Member of the House of Representatives
- In office 22 November 1982 – 3 June 1986

Personal details
- Born: 6 August 1941 Amsterdam, Netherlands
- Died: 27 May 2016 (aged 74) Haarlem, Netherlands
- Party: People's Party for Freedom and Democracy

= Jaap Metz =

Dutch politician

Jacob Jan "Jaap" Metz (6 August 1941 – 27 May 2016) was a Dutch politician. He was a member of the House of Representatives for the People's Party for Freedom and Democracy between 1982 and 1986. Before his time in office Metz was a journalist at De Telegraaf.

==Career==
Metz was born on 6 August 1941 in Amsterdam. After completing his primary and secondary education in Amsterdam Metz started working for the newspaper De Telegraaf in 1962. He started as financial-economic editor and later also worked on police news. He had a three-year stint as journalist at Algemeen Handelsblad from 1969 to 1972 and then returned to De Telegraaf where he became head of the newsservice. Metz quit his job in 1982 and became politically active in the municipal council of Opmeer in September. On 22 November he also became member of the House of Representatives for the People's Party for Freedom and Democracy.

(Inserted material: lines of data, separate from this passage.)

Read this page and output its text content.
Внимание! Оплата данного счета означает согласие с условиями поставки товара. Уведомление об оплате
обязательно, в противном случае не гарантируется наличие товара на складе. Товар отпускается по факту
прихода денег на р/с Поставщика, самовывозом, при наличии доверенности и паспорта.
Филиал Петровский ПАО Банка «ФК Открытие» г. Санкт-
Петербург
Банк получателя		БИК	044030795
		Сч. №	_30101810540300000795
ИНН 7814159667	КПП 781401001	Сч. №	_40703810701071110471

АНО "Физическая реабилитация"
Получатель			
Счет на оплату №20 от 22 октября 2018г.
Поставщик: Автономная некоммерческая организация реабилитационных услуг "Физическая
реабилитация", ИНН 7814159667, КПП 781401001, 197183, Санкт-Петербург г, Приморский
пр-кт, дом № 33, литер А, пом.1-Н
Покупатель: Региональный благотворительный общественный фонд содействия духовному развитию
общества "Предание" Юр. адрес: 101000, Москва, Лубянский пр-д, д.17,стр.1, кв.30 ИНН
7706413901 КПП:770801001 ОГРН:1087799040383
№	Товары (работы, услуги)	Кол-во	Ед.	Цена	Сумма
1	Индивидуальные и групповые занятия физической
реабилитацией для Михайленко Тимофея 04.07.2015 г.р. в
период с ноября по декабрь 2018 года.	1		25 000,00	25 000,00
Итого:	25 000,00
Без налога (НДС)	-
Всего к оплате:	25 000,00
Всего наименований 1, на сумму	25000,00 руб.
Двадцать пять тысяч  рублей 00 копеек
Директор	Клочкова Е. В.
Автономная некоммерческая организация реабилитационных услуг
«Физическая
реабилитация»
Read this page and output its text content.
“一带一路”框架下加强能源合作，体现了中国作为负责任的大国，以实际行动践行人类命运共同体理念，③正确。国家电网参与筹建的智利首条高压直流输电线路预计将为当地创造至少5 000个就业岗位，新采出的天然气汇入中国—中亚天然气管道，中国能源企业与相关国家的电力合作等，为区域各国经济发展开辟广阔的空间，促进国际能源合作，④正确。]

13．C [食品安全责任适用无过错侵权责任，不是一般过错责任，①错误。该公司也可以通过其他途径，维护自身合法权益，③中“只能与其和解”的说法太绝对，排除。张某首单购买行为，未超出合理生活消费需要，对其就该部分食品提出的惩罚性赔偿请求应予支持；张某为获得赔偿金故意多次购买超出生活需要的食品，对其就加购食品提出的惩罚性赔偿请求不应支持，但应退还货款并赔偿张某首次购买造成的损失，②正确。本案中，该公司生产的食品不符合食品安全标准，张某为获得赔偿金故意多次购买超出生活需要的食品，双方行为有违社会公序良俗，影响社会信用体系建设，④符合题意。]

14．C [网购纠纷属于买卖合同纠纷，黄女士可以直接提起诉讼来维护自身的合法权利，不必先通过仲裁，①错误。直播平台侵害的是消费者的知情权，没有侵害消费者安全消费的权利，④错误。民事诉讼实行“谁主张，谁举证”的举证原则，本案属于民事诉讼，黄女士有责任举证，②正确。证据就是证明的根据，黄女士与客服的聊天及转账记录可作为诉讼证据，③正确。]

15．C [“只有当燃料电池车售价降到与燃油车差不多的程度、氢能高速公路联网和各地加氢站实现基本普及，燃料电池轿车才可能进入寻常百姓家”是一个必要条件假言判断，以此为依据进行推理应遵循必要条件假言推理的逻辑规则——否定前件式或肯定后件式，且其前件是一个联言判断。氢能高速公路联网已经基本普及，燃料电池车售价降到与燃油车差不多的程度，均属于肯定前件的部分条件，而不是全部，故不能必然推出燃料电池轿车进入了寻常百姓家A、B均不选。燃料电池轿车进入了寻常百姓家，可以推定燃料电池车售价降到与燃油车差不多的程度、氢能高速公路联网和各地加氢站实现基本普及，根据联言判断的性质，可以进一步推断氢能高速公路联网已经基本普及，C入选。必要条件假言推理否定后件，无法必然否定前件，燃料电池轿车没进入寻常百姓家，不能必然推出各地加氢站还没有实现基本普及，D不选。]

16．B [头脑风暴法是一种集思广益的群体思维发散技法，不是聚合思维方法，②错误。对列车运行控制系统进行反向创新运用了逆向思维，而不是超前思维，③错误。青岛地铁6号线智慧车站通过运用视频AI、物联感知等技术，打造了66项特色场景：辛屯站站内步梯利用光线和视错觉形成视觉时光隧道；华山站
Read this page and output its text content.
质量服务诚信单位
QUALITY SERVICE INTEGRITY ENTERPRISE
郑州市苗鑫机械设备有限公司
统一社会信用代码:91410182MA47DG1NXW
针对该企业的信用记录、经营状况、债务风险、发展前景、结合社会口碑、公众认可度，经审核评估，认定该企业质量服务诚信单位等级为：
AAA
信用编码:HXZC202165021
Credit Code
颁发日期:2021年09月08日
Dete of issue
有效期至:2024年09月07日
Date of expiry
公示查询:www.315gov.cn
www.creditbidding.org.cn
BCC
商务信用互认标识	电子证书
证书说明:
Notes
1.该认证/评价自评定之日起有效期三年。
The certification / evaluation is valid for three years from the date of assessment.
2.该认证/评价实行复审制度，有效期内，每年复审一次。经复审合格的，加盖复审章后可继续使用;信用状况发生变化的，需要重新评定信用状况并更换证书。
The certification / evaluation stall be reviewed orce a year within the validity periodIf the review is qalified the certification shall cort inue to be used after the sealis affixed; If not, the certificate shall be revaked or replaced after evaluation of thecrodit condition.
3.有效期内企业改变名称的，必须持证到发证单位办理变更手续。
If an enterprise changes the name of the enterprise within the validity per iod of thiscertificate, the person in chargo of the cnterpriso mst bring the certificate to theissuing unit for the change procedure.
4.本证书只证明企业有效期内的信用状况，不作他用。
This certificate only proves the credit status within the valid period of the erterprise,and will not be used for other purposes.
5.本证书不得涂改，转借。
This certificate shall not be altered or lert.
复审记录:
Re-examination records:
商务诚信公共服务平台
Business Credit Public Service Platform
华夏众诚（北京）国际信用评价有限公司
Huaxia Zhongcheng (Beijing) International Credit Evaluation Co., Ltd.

Shortly before being sworn in as a member of the House of Representatives information surfaced on paid advice Metz had given to a real estate company while working for De Telegraaf. Metz allegedly influenced information that was published on the company in the newspaper and came to blows with fellow journalist Peter R. de Vries. Party fraction leader Ed Nijpels accepted Metz' explanation that the advice given did not concern core business of the company. Several months later newspaper De Tijd claimed Nijpels had been blackmailed by Metz, so that the latter could keep his seat in the House. Metz pressed charges of slander, defamation and insult against the newspaper. The charges were dropped two years later.

Metz remained a backbencher throughout his term in office, which ended on 3 June 1986. He died in Haarlem on 27 May 2016, aged 74.